From Sara -
I do feel very strongly that there's really no such thing as regrets that you have to experience. It's definitely a choice to feel regret. So yeah, there isn't a solution to not feeling lost. I think it's just whatever strategies someone could come up with to have faith in their decision, even if it's the wrong one, just stick by it and know that no one can predict the future.
From Maria -
And at this point I'm really just so exhausted. Like my therapy sessions are not really worth it because I feel like I'm kind of stuck. Because it was so intense and it was so exhausting and I just am so, so tired. That's the feeling I have. I'm really tired.
From Meg -
I feel like lots of times when I've felt stuck, I have started... like my sister always knows when I'm not happy with my job because I started a side project.
But I'd say like, if you're in a space where you are not really sure what to do next, then maybe an interesting way to approach it is to document all the ideas that have been kicking around. Like anything that you have wanted to build or do or try write it all down just so it's not obstructing any of your brain space. And then pick one of those to focus on. Because that way it's like, "Okay, like I am being intentional about my choice. Like what am I trying to explore here without permanently saying no to any of these other things". You know, if I go down this road and decide “oh this actually is not the thing that I want to experiment with”, go back and pull another thing. But lots of times, those are great ways to learn things, connect with other people and just get a little bit more clarity on what feels good to you.
From Lorna -
My ego is still very strong and so it's kind of been a bummer. Like I'm still dealing with this, I'm still here and like I've been feeling a lot of like internal pull because I have been sucked into whatever the negative direction I was going in or thinking. Like having frustrations around a friend’s behavior or actions.

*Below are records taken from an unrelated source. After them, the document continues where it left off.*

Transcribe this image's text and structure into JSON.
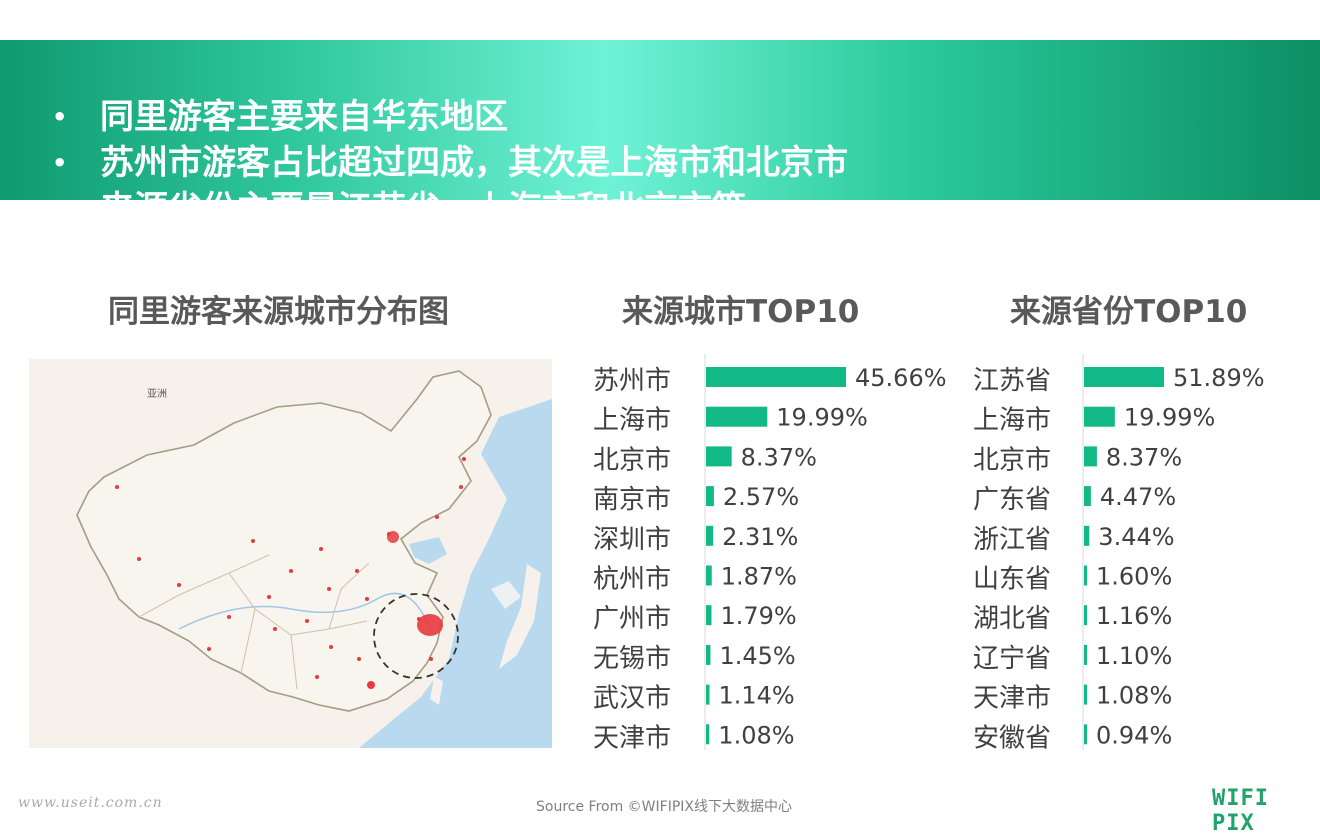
{
  "bullets": [
    "同里游客主要来自华东地区",
    "苏州市游客占比超过四成，其次是上海市和北京市",
    "来源省份主要是江苏省，上海市和北京市等"
  ],
  "map": {
    "title": "同里游客来源城市分布图",
    "label_asia": "亚洲",
    "colors": {
      "land": "#f6f1ea",
      "sea": "#b9d9ef",
      "hotspot": "#e8393c"
    }
  },
  "chart_data": [
    {
      "type": "bar",
      "title": "来源城市TOP10",
      "categories": [
        "苏州市",
        "上海市",
        "北京市",
        "南京市",
        "深圳市",
        "杭州市",
        "广州市",
        "无锡市",
        "武汉市",
        "天津市"
      ],
      "values": [
        45.66,
        19.99,
        8.37,
        2.57,
        2.31,
        1.87,
        1.79,
        1.45,
        1.14,
        1.08
      ],
      "value_labels": [
        "45.66%",
        "19.99%",
        "8.37%",
        "2.57%",
        "2.31%",
        "1.87%",
        "1.79%",
        "1.45%",
        "1.14%",
        "1.08%"
      ],
      "orientation": "horizontal",
      "color": "#12b886"
    },
    {
      "type": "bar",
      "title": "来源省份TOP10",
      "categories": [
        "江苏省",
        "上海市",
        "北京市",
        "广东省",
        "浙江省",
        "山东省",
        "湖北省",
        "辽宁省",
        "天津市",
        "安徽省"
      ],
      "values": [
        51.89,
        19.99,
        8.37,
        4.47,
        3.44,
        1.6,
        1.16,
        1.1,
        1.08,
        0.94
      ],
      "value_labels": [
        "51.89%",
        "19.99%",
        "8.37%",
        "4.47%",
        "3.44%",
        "1.60%",
        "1.16%",
        "1.10%",
        "1.08%",
        "0.94%"
      ],
      "orientation": "horizontal",
      "color": "#12b886"
    }
  ],
  "footer": {
    "watermark": "www.useit.com.cn",
    "source": "Source From ©WIFIPIX线下大数据中心",
    "logo": "WIFI PIX"
  }
}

Whereas before, it was just one-sided. Now the other side of the tug of war is spirituality, being aware of love and this new recognition. And so I'm not letting myself go in that negative direction, but it’s still a direction that exists within me. It's still so strong. And so I know that this will be a process of continued meditation, which is not just like sitting down on a pillow for 8 or 30 minutes or whatever. But it's like washing my face with intention and it's putting on my shoes with intention. It's conducting myself with others with intention. Just living in a more connected way so that I have easier access to the self, to the heart. So that will become strong enough to outweigh the ego.
From Isaac -
The depression that I've experienced in my life has been more violent and hurtful. Um, because I didn't choose to be depressed and you normally don't choose to be depressed. And it's like this cloud comes into town and you're like, where the hell did this cloud come from? And you're like, all these things in my life are so wonderful. The nouns are all in place. The actions are all like, I have everything I want, but why do I feel depressed? And maybe that's a feeling of being stuck because the only thing that I can do when I'm in that place of depression, ah, that hurts. It's like I just, I really have to breathe.
And so if you're stuck you become, I think, very inflexible. I think you have to acknowledge that you're only stuck because you're not being flexible. You're not listening. You know, own that. Fucking own being stuck. It's on you. There's no reason you're the one that's making yourself stuck. You're stuck because you want to be stuck and being stuck doesn't have to be a bad thing. I think I was talking about it like it was [a bad thing], but I had to hear that and and be like, oh wait, being stuck can be cool.
From Danny -
One of the worst, saddest things about trauma is that things have been so bad that you go out into life from that environment and you don't even realize when you're been given good things you don't even realize that good things you have or that are in front of you, that you have no capacity to understand why you have it. You feel like you don't deserve it and you have no capacity to actually like soften enough to take it in because that requires a tremendous amount of trust and that's literally what I am finding for the very first time in my life at 31 years old!
* * *
it's been a lot of like moving things that are stuck internally, and feelings of: “why don't I know what to do with myself right now?” And then sitting in my room and meditating or doing some sort of energy healing practice or spiritual practice and finding a whole bunch more bullshit from my childhood and moving through that that that creates flow again in places where things were stuck. It’s almost always a result of negative programming and trauma from my past that creates the stuck-ness.